Thanks to everyone for their helpful insights and inputs. I have copies of the books The Bread Baker's Apprentice (15th Ann. Ed., aka "BBA") and Artisan Breads Every Day, both written by Peter Reinhart. The French Bread recipes in the two books are very different.

I looked at both recipes, and chose the recipe from BBA. The BBA recipe is made in two parts. The first part is a pre-ferment called a pate fermentee. Mine was retarded in the refrigerator for two nights. Mixing the dough adds the same ingredients in the same quantities as the original pate fermentee. The pate fermentee and the dough each use a 50/50 mix of bread flour and all purpose flour, and each uses 1/2 teaspoon of instant yeast. The total instant yeast used is 1 teaspoon. That does not seem like "a lot of yeast" to me. 

(I did NOT use the recipe from Artisan Breads Every Day. The recipe in Artisan Breads Every Day creates the entire dough first, then retards it in the refrigerator overnight. It uses 100% bread flour and 2-1/4 teaspoons of instant yeast.)

I used a 50/50 mix by weight of First Street High Gluten flour from Smart and Final (12.8-13.2% protein) plus Great Value all purpose flour from Walmart (protein unknown). 

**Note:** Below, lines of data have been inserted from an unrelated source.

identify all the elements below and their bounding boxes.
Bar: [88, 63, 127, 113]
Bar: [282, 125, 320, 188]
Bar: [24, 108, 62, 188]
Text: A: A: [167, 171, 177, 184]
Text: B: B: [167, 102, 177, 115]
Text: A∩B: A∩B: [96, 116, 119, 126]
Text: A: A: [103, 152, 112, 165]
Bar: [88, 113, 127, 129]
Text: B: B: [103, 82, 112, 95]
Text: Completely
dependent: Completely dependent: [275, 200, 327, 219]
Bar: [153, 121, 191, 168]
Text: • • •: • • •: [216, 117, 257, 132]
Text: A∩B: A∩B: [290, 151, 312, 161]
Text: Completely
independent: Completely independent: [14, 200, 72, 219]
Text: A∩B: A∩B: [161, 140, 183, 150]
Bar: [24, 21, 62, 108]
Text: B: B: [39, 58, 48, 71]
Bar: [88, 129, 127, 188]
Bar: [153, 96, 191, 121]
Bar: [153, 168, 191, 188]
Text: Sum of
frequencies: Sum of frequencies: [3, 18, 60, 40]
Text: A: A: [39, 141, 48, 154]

All my life I have used glass mixing bowls for baking and cooking. I am aware of the difficulty in measuring rise in bowls. I have been shopping for vertical tubs to measure dough rise more quantitatively, but have not found ones I like at the right price yet. 

This bake had other issues. It was my first time using a couche for the final rise of three baguettes. I got huge oven spring, but overbaked the loaves. The crusts came out too dark and crunchy, and the crumb was not nearly as open as my previous bake of the same recipe. Both this bake and the previous bake had the same stretch and fold issues.

Thanks to everyone here, I have some new ideas to try and new thoughts to consider. Thank you!